ALEXANDRIA INSTALLS SECURITY CAMERAS DOWNTOWN

If they look up, people visiting downtown Alexandria will notice a number of boxes mounted on light poles with red and blue flashing lights and a large Alexandria Police Department decal. The devices are new security cameras being deployed as part of the City of Alexandria’s ongoing effort to improve public safety downtown.

“This is the next step in our commitment to improve security and public safety throughout Alexandria,” Mayor Jeffrey W. Hall explained. “We are starting downtown, building on the safety improvements we have already made with the creation of the Harbor Patrol Division, to ensure the safety of our students and other visitors. This is just Phase I. Ultimately, we plan to have cameras like this throughout the city.”

Public Safety Commissioner Daryl Terry said the first phase includes 65 cameras at 15 locations in the downtown area. “Each unit has 4 cameras, and some have a fifth camera that can pan the area,” Terry said. “We focused on Main, Murray and Winn streets to start with to cover the main pathways CLTCC students will be walking.
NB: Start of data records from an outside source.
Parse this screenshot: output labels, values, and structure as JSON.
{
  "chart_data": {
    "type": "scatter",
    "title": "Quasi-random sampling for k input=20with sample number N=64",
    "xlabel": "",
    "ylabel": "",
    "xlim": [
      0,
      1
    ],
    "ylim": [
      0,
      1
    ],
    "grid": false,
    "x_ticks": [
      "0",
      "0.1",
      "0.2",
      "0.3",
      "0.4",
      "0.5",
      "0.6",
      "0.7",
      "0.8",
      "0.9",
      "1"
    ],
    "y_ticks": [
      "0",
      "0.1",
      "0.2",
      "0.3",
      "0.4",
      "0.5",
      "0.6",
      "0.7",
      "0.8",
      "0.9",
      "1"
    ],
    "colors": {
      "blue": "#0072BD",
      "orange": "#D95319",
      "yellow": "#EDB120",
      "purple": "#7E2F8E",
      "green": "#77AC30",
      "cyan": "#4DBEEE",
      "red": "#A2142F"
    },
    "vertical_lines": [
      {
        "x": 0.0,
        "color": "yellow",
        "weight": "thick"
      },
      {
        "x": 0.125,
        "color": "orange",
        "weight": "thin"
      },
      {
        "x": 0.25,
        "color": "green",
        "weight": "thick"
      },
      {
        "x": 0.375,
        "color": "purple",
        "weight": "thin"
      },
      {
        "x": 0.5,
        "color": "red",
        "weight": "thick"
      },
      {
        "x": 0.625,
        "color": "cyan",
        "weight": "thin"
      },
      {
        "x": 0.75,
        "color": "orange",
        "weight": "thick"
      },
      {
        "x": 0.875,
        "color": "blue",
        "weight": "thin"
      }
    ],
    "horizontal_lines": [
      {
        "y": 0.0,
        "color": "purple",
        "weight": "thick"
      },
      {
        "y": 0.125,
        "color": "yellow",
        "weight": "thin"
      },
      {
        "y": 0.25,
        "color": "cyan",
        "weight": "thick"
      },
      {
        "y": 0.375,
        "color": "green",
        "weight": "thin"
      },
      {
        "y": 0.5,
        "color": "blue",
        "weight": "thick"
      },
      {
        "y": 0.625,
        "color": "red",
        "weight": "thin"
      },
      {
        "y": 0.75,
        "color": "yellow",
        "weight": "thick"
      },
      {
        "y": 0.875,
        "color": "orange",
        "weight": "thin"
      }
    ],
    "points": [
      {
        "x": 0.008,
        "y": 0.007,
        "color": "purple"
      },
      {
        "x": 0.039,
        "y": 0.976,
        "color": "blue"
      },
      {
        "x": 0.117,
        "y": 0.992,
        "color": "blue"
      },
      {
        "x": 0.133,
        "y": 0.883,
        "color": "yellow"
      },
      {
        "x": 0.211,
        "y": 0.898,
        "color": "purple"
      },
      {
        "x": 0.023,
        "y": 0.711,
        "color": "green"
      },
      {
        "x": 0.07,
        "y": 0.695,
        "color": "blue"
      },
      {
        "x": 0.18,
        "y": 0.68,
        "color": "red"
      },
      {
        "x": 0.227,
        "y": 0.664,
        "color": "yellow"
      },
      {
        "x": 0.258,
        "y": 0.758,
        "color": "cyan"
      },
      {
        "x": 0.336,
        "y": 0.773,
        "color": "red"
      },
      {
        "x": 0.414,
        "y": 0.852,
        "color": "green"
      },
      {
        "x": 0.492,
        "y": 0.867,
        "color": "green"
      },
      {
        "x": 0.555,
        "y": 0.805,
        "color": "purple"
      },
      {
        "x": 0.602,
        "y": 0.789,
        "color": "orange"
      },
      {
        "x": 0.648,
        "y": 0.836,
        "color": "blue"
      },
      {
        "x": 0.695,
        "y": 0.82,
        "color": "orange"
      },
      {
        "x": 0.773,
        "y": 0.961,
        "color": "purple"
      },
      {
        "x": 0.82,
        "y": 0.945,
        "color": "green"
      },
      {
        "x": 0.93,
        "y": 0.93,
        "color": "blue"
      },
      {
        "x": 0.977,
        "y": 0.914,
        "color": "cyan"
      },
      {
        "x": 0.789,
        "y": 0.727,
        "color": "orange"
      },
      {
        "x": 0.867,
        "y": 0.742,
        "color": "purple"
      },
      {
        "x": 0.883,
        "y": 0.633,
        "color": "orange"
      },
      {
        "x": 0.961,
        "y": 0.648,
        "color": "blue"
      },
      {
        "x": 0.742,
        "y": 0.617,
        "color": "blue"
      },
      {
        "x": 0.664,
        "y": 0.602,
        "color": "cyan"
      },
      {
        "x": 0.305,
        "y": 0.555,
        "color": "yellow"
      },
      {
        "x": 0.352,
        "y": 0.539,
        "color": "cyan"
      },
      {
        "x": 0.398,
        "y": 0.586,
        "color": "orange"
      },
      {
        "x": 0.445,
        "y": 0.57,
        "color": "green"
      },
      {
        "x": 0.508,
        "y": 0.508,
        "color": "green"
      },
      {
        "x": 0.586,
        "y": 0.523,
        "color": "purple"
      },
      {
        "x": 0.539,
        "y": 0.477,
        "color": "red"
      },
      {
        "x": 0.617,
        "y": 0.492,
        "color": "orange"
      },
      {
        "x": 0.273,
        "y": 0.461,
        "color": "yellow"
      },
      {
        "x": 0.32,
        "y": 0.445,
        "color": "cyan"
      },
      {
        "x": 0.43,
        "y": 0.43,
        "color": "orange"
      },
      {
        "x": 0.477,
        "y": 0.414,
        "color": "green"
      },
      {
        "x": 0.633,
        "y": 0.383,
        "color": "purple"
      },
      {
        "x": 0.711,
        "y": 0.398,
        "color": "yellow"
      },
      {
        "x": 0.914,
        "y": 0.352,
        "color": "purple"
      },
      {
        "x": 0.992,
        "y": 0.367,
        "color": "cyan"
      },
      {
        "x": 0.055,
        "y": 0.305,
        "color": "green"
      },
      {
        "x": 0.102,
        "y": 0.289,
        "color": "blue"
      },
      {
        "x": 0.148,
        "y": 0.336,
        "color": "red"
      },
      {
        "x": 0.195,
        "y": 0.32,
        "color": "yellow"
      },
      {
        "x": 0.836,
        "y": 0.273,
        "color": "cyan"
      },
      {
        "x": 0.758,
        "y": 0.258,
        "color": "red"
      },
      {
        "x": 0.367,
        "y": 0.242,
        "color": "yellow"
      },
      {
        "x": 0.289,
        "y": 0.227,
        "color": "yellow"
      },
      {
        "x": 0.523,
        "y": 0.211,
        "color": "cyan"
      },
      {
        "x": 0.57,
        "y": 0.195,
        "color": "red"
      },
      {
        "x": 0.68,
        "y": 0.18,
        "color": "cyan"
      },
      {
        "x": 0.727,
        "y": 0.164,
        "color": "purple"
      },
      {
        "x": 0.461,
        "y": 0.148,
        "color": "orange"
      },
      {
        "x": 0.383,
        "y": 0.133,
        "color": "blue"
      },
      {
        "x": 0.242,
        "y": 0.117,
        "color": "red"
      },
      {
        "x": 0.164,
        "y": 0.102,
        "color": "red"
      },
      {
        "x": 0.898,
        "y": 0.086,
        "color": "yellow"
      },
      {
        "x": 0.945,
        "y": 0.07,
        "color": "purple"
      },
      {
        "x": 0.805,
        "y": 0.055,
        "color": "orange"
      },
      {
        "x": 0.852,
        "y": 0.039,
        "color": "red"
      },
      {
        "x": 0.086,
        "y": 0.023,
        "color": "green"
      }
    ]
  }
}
We will also have cameras in the amphitheater area and where other downtown events take place.”

Terry and others researched available options and felt this system best fit the needs of the city. “We were able to get it under a state contract, which helped to keep the cost down,” Police Chief, Jerrod King, explained. The system will be monitored 24 hours a day and is accessible to staff who receive calls and dispatch officers. Terry added that in the case of police getting a call for assistance, officials can check the camera in the area to provide additional information to responding officers. “This system saves man hours and will help us solve crimes more quickly,” King said.

Terry agreed the system provides a valuable investigative tool. While the primary monitoring stations will be in the Harbor Patrol headquarters and the communications center at the Public Safety Complex, officers can also view camera data at the Mobile Command Center.

“This is a force multiplier for us,” King said. “We can’t always have an officer in every city location, but the cameras give us the ability to monitor areas even when an officer isn’t present. This is how police departments are using technology to protect their city.”